Et Peng ajoute que l’argent volé n’a jamais été retrouvé.

– Je doute qu’il ait été perdu pour tout le monde.

– Sans doute pas. Suite à une enquête interne, le MCP qualifie en 1948 le dénommé Lai Tek de traitre et de plus grand coupable dans l’histoire du Parti. Peng lance dans la foulée l’Insurrection Malaise contre les Britanniques à la tête de l’Armée nationale de libération.

« Dehors les shorts/chaussettes ! »

– L’Insurrection Malaise, on dirait un atelier de théâtre situationniste qui participe au off d’Avignon.

– Oui ben eux ils combattent pendant plus de 12 ans. Cependant le Parti ne parvient pas à obtenir le soutien de la population, sans doute parce qu’il n’est pas suffisamment représentatif des Malaisiens dans leur ensemble. Le MCP est en effet est largement composé de membres d’origine chinoise. Son programme fait d’autant moins recette une fois que les Britanniques proposent une feuille de route vers l’indépendance et la démocratie.

– C’est pour quand ?

– Il faut attendre 1957 pour que la Grande-Bretagne accorde l’indépendance de la Malaya, une fois que les communistes sont largement défaits et ne représentent plus une menace. Elle rejoint alors les colonies de Singapour, Saba, et Sarawak pour constituer la Malaisie, dont Singapour se sépare en 1965. La guérilla du MCP a cependant sans doute favorisé le processus de décolonisation, notamment parce que l’objectif premier de Londres devient alors d’éviter que le pays ne tombe dans la sphère communiste, ce qui conduit à accélérer la transition.

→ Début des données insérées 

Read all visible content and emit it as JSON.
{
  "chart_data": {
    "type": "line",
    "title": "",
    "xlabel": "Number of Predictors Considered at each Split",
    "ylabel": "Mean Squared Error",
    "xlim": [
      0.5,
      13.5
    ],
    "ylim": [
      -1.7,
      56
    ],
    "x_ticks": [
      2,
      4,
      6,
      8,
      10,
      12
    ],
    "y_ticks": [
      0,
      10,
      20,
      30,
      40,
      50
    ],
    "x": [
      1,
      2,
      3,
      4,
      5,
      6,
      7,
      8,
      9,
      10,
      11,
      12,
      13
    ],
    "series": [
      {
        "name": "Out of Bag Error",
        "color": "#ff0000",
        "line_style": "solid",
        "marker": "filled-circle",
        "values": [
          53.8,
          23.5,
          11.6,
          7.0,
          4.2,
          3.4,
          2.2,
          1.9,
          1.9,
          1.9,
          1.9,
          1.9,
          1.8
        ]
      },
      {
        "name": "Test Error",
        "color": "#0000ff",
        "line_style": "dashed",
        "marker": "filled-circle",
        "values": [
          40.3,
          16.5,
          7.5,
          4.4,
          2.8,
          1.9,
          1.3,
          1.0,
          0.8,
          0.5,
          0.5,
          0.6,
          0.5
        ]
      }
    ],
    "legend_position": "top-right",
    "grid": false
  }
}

– Chin Peng doit être déçu.

– Ah mais il ne baisse cependant pas les bras. Après l’indépendance de 1957, l’Insurrection Malaise se poursuit jusqu’en 1960. Il continue encore à mener des actions de guérilla depuis la jungle jusqu’en 1989, avant de s’exiler en Thaïlande où il meurt en 2013.

– Alors lui pour le coup il aurait peut-être dû changer de cap à un moment.

– Ca suffisait peut-être comme ça les trahisons.

– Oui là on a fait fort.

– Pas pour rien que Lai Tek est parfois salué comme « le traitre des traitres ».

– T’es sûr sûr qu’il est mort ?

En attendant qu’on remette la main sur la valise de lai Tek, vous pouvez nous soutenir ici.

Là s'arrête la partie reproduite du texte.